Energy-Band Parameters and Relative Band-Edge Motions in the Bi-Sb Alloy System near the Semimetal—Semiconductor Transition

We report experimental information which elucidates important features of the ${\mathrm{Bi}}_{1-x}{\mathrm{Sb}}_x$ alloy system. By means of observations of the Shubnikov-de Haas effect on undoped and doped samples we have followed the transition from a band structure near the Fermi level which is essentially that of pure Bi to one which resembles that of pure Sb. Supplementary information has been obtained from transport measurements. In both Bi and Sb, the conduction band is at the $L$ point in the Brillouin zone. A mirror-image band lies not far below. The upper $L$-point band is the conduction band throughout the alloy system.
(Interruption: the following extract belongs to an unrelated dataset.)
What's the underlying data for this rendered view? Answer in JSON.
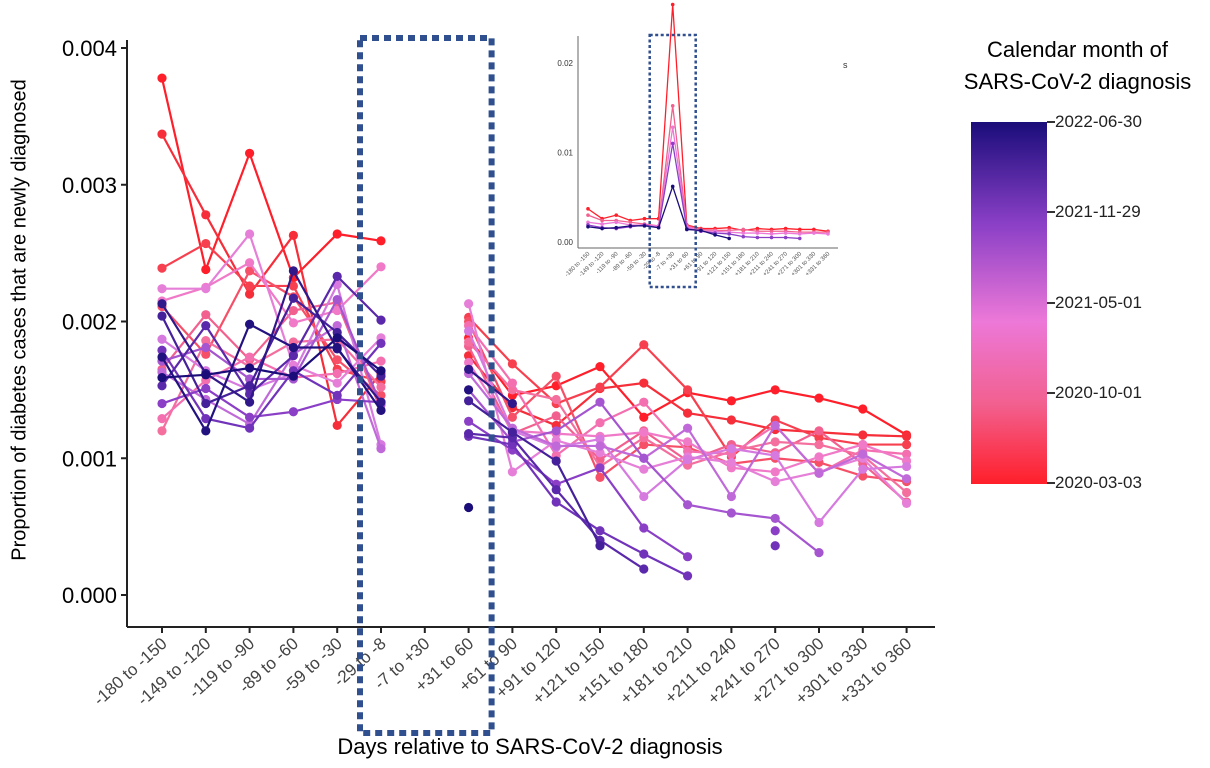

Our model of the transition involves two processes: (1) The descent of the $T$-point band (the valence band in Bi) relative to the $L$-point bands, a transition to six valence maxima at the nearby $H$ points, and their subsequent rise past the Fermi level to become the valence bands in Sb; (2) the approach, crossing, and separation of the $L$-point bands. At 4.2°K, the descent of the $T$-point maximum below the $T$-point minimum and the $L$-point crossing both occur near $x=8\%$; consequently, there is a transition from semimetallic to direct-gap ($L$-point) semiconducting behavior. The most direct determination of the $L$-point gap is obtained from the nonparabolic behavior of the very small transverse mass components. Strong corroborative evidence is obtained from transport measurements in the temperature range 4°-30°K.